Fraco é o luar, mas enxergo bem os beija-flores,
os mais finos pássaros que se pode imaginar,
com o barrete sobre a cabeça, cuja cor
é impossível definir, porque, de
qualquer parte que se olhe, mostra-se vermelho,
verde, preto e de todas as outras cores. “Em
vez de sabiá, por que a minha cabeça
não se transformou em beija-flor?”,
lamento-me. Os sete bichinhos fazem piruetas rapidíssimas
em volta da cunhantã e somem num piscar
de olhos, deixando para trás apenas um
estrondo parecido ao vôo das abelhas. “Iueré
curi! Uainambi!” (adeus! beija-flores!),
despede-se Potira, adocicando a voz. Adivinhando
meu ciúme, a rapariga acaricia-me a cabeça,
mas não me alivia a tristeza, que só
aumenta com a chegada das corujas. Urucureans,
jucurutus, ubujaús, oitibós, bacuraus
de olhos grandes e três listras pardas,
e outros pássaros soturnos, pousam nos
galhos secos das árvores próximas
e aí ficam chorando seus nomes. Depois
vêm os morcegos brancos, negros, grandes,
pequenos, de todos os tamanhos; andirás
pavorosos que, nesta noite, em vez de buscarem
o calor dos corpos onde há sangue, aquietam-se
nas palhas das cabanas. E mais pássaros
vão chegando: suiriris, urandis, pexaroréns,
querejuás, pardais, muepererus, nhapupés,
saracuras, orus, anus, maguaris, aracuãa,
atiaçus, timunas, uanandis, uapicus, toatós,
uraoaçus, caracará, acauãs,
bem-te-vis. “Iaci-tatá” (o
luar) volta a clarear a noite, já se vendo
a outra ponta do cordão a pouca altura
do Céu, mas pássaros ainda chegam.
Urubus de faro apurado, cegonhas desengonçadas
e caburé-açus majestosos pousam
na árvore mais alta que há perto
da aldeia. Eis que chegam meus amigos sabiás,
primeiro os sabiás-pitangas, pardos que
nem eu, rezando seu eterno “bu, bu, bu”;
depois os sabiás-pocas, aleonados e de
canto estalante; por último, os sabiás-unas,
negros como diz o nome.

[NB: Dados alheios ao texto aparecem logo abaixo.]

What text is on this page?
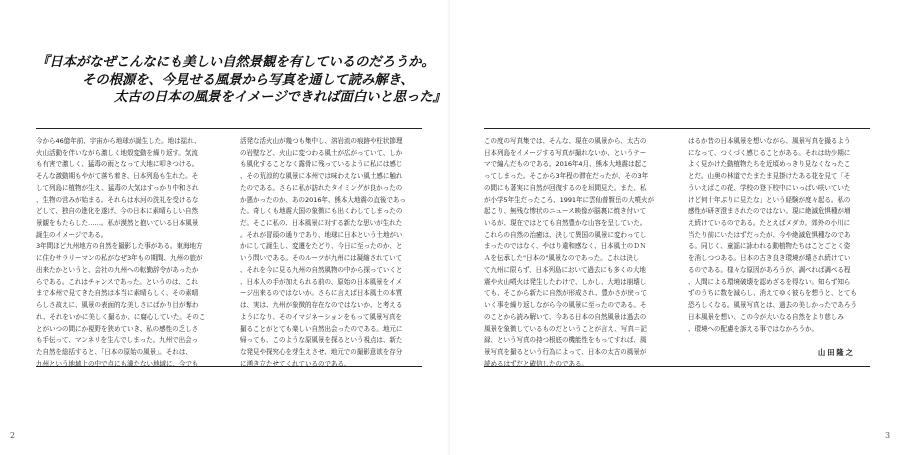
『日本がなぜこんなにも美しい自然景観を有しているのだろうか。
その根源を、今見せる風景から写真を通して読み解き、
太古の日本の風景をイメージできれば面白いと思った』
今から46億年前、宇宙から地球が誕生した。地は揺れ、
火山活動を伴いながら激しく地殻変動を繰り返す。気流
も有害で激しく、猛毒の雨となって大地に叩きつける。
そんな激動期もやがて落ち着き、日本列島も生れた。そ
して列島に植物が生え、猛毒の大気はすっかり中和され
、生物の営みが始まる。それらは水河の洗礼を受けるな
どして、独自の進化を遂げ、今の日本に素晴らしい自然
景観をもたらした……。私が漠然と抱いている日本風景
誕生のイメージである。
3年間ほど九州地方の自然を撮影した事がある。東海地方
に住むサラリーマンの私がなぜ3年もの期間、九州の旅が
出来たかというと、会社の九州への転勤辞令があったか
らである。これはチャンスであった。というのは、これ
まで本州で見てきた自然は本当に素晴らしく、その素晴
らしさ故えに、風景の表面的な美しさにばかり目が奪わ
れ、それをいかに美しく撮るか、に腐心していた。そのこ
とがいつの間にか視野を狭めていき、私の感性の乏しさ
も手伝って、マンネリを生んでしまった。九州で出会っ
た自然を総括すると、「日本の原始の風景」。それは、
九州という地域上の中で点にも満たない地域に、今でも
活発な活火山が幾つも集中し、溶岩流の痕跡や柱状節理
の岩壁など、火山に変つわる風土が広がっていて、しか
も風化することなく露骨に残っているように私には感じ
、その荒涼的な風景に本州では味わえない風土感に触れ
たのである。さらに私が訪れたタイミングが良かったの
か悪かったのか、あの2016年、熊本大地震の直後であっ
た。奇しくも地震大国の象徴にも出くわしてしまったの
だ。そこに私の、日本風景に対する新たな思いが生れた
。それが冒頭の通りであり、地球に日本という土地がい
かにして誕生し、変遷をたどり、今日に至ったのか、と
いう問いである。そのルーツが九州には凝縮されていて
、それを今に見る九州の自然風物の中から探っていくと
、日本人の手が加えられる前の、原始の日本風景をイメ
ージ出来るのではないか。さらに言えば日本風土の本質
は、実は、九州が象徴的存在なのではないか、と考える
ようになり、そのイマジネーションをもって風景写真を
撮ることがとても楽しい自然出会ったのである。地元に
帰っても、このような原風景を探るという視点は、新た
な発見や探究心を芽生えさせ、地元での撮影意欲を存分
に湧き立たせてくれているのである。
2
この度の写真集では、そんな、現在の風景から、太古の
日本列島をイメージする写真が撮れないか、というテー
マで編んだものである。2016年4月、熊本大地震は起こ
ってしまった。そこから3年程の滞在だったが、その3年
の間にも著実に自然が回復するのを垣間見た。また、私
が小学5年生だったころ、1991年に雲仙普賢岳の大噴火が
起こり、無残な惨状のニュース映像が脳裏に焼き付いて
いるが、現在ではとても自然豊かな山容を呈していた。
これらの自然の治癒は、決して異国の風景に変わってし
まったのではなく、やはり違和感なく、日本風土のＤＮ
Ａを伝承した"日本の"風景なのであった。これは決し
て九州に限らず、日本列島において過去にも多くの大地
震や火山噴火は発生したわけで、しかし、大地は崩壊し
ても、そこから新たに自然が形成され、豊かさが戻って
いく事を繰り返しながら今の風景に至ったのである。そ
のことから読み解いて、今ある日本の自然風景は過去の
風景を象徴しているものだということが言え、写真＝記
録、という写真の持つ根底の機能性をもってすれば、風
景写真を撮るという行為によって、日本の太古の風景が
読めるはずだと確信したのである。
はるか昔の日本風景を想いながら、風景写真を撮るよう
になって、つくづく感じることがある。それは幼少期に
よく見かけた動植物たちを近頃めっきり見なくなったこ
とだ。山奥の林道でたまたま見掛けたある花を見て「そ
ういえばこの花、学校の登下校中にいっぱい咲いていた
けど何十年ぶりに見たな」という経験が度々起る。私の
感性が研ぎ澄まされたのではない。現に絶滅危惧種が増
え続けているのである。たとえばメダカ。郊外の小川に
当たり前にいたはずだったが、今や絶滅危惧種なのであ
る。同じく、童謡に詠われる動植物たちはことごとく姿
を消しつつある。日本の古き良き環境が壊され続けてい
るのである。様々な原因があろうが、調べれば調べる程
、人間による環境破壊を認めざるを得ない。知らず知ら
ずのうちに数を減らし、消えてゆく彼らを想うと、とても
恐ろしくなる。風景写真とは、過去の美しかったであろう
日本風景を想い、この今が大いなる自然をより慈しみ
、環境への配慮を訴える事ではなかろうか。
山田隆之
3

Muitos pássaros
ainda pousam, até descerem os tangarás.
Ao vê-los, os outros pássaros abrem-lhes
espaço. Do tamanho dos pardais, todos pretos,
cabeças de um amarelo alaranjado muito
fino, os tangarás não cantam, mas
fazem um baile gracioso: um deles finge-se de
morto, e os outros o cercam ao redor, saltando
e fazendo um cantar de gritos estranhos que se
ouve muito longe. Ao fim do baile, o que se passa
por morto grita e dança, e se levanta,
dando um grande assobio.
*Excerto
do romance “A Noite é dos Pássaros”,
Ed. Cejup, Belém, PA, 2003.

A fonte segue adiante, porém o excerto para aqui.